Structured programming, refactoring, and the Unix shells have demonstrated how powerful a concept it is to do one thing and do it well. Narrowing the utility of a program reduces side effects and increases its utility. When all a system's programs do only one thing there is less chance of overlap and duplication. It also means that when something goes wrong there are fewer programs that require fixing--and fewer places to look in the first place.

Desirable undefined behavior

What happens when an unidentified transaction arrives? What happens when something occurs that wasn't planned for and stopping the system is an unacceptable option? You make sure there's default behavior that does something harmless, can be audited, and alert the authorities.

One of the constraints of our system is to be able to import supply chain data from multiple external systems we don't control (see Database Prenutials). Because 3rd-party data is sometimes incomplete our systems need to do something reasonable with imperfect data, especially since the alternative risks the database's integrity.
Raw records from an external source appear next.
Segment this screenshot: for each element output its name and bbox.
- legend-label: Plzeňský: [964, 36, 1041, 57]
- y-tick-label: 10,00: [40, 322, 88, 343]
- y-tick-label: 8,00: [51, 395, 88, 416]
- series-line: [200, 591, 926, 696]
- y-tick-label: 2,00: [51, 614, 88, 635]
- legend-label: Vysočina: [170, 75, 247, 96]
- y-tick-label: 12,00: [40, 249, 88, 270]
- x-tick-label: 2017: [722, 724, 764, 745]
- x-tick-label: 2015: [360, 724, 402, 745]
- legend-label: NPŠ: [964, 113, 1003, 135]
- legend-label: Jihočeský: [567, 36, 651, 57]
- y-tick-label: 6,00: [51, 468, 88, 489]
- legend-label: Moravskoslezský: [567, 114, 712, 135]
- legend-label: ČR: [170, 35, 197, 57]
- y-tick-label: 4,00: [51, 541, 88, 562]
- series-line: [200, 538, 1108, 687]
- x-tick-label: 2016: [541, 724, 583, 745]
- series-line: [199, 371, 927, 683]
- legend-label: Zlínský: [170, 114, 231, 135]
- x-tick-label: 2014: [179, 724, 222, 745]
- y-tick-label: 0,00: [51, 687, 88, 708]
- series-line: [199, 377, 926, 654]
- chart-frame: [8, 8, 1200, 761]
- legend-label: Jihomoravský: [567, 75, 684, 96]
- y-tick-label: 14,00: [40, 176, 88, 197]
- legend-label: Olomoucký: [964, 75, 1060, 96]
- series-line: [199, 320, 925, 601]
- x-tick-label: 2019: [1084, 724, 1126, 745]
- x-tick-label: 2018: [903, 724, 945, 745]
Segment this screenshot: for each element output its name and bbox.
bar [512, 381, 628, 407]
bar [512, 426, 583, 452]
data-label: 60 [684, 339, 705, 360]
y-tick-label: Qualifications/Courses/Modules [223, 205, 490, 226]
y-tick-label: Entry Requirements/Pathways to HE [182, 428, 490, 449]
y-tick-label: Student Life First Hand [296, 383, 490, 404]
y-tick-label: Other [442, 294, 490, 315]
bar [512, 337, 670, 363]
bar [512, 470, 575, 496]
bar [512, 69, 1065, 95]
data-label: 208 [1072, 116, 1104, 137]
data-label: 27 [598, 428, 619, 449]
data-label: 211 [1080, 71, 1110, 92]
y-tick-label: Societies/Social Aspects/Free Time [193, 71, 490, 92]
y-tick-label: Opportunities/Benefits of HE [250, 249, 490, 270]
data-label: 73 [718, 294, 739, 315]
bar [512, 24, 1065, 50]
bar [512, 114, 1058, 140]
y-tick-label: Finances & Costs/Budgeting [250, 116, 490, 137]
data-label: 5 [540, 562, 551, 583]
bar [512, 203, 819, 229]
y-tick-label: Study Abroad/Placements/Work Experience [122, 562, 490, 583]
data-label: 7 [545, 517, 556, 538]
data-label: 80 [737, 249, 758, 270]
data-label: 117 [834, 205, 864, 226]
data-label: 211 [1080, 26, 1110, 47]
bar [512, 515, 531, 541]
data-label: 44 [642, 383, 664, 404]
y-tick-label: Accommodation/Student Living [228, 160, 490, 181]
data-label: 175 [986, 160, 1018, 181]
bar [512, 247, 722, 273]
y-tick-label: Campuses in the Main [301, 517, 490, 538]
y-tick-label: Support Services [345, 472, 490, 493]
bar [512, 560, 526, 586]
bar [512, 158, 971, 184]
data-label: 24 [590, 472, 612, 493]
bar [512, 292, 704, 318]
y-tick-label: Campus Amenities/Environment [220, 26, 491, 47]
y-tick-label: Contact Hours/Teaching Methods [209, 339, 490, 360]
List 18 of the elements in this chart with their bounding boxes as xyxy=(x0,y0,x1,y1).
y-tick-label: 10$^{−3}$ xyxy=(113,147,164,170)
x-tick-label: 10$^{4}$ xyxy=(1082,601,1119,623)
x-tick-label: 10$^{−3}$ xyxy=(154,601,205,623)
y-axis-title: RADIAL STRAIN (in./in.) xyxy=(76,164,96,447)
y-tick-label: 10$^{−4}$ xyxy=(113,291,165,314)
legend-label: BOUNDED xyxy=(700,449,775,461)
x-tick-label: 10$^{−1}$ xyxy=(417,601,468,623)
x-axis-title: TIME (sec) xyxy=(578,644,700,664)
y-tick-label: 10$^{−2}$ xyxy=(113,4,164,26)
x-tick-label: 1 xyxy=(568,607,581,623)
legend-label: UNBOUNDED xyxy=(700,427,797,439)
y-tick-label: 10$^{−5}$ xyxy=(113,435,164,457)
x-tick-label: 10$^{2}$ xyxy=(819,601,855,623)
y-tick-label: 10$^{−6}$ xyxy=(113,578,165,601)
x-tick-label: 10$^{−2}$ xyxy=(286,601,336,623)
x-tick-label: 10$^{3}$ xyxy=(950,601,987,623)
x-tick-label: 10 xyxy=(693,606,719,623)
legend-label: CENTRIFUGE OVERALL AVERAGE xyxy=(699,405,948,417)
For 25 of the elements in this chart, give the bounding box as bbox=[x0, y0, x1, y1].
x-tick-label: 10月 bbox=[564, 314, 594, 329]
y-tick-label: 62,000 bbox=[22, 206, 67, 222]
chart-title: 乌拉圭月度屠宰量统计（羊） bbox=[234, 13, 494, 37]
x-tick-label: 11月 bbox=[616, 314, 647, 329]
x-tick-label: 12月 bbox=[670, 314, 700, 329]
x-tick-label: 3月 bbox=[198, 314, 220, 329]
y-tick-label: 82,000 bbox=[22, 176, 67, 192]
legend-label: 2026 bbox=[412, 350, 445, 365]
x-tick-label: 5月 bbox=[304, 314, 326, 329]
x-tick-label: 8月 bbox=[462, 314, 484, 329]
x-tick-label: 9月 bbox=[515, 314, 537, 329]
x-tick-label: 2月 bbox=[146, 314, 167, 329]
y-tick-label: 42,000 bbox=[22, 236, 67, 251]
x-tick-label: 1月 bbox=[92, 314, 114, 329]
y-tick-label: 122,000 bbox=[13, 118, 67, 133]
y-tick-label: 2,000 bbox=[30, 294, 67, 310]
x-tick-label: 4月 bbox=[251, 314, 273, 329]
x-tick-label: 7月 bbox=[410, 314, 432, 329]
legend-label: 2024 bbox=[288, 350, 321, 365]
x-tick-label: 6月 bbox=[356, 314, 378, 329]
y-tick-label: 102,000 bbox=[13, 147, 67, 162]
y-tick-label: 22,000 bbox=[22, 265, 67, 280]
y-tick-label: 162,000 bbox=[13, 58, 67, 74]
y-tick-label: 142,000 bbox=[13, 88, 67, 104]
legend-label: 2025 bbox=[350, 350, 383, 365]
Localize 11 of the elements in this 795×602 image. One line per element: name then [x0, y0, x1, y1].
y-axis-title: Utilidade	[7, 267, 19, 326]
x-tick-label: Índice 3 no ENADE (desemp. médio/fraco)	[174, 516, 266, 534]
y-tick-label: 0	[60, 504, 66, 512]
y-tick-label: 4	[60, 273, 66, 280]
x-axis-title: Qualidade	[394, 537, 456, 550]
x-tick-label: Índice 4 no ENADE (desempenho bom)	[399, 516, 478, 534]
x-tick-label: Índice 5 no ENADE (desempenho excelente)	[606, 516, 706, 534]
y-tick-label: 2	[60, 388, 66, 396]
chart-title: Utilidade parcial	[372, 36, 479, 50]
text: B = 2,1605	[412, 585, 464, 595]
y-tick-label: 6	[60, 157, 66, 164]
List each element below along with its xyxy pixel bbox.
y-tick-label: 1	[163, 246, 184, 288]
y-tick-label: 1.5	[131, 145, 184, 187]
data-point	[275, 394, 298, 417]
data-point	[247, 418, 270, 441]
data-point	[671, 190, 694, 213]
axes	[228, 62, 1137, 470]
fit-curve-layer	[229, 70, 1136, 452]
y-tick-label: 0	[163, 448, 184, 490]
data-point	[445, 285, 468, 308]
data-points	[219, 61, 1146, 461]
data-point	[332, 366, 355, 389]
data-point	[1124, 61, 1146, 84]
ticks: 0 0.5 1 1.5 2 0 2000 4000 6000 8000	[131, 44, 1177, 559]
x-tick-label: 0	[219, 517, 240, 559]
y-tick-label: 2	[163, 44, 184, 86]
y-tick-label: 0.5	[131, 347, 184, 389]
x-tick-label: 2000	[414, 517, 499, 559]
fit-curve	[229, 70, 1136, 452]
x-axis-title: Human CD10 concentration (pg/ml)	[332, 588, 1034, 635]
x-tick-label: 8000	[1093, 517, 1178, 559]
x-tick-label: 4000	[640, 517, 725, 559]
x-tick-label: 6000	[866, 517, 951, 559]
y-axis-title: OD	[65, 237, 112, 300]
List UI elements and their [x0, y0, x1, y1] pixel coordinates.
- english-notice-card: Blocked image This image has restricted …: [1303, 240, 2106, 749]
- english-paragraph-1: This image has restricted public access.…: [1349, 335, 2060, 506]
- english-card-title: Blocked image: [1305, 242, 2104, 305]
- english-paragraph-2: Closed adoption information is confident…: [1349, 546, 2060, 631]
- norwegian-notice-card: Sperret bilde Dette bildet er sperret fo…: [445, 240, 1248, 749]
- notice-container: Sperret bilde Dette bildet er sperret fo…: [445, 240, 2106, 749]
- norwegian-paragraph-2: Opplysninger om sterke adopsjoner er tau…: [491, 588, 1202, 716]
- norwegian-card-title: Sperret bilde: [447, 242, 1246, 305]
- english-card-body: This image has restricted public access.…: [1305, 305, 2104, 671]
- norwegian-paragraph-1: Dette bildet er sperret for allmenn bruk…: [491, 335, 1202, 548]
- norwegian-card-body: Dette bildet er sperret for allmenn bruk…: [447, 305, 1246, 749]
In production it's important to know that when bugs appear the likelihood of something bad happening is minimized because there's appropriate default behaviors. We know where our system is most at-risk and write our software with harmless fail-safes.

These are some of our rules. At times we've been tempted to break them, but found ways to stick to them. As I wrote in the first Rules to Live By article, when multiple programmers and designers are working with little supervision it's best if they all know what the rules are so no one, especially me, is surprised with the implementation--except in a good way.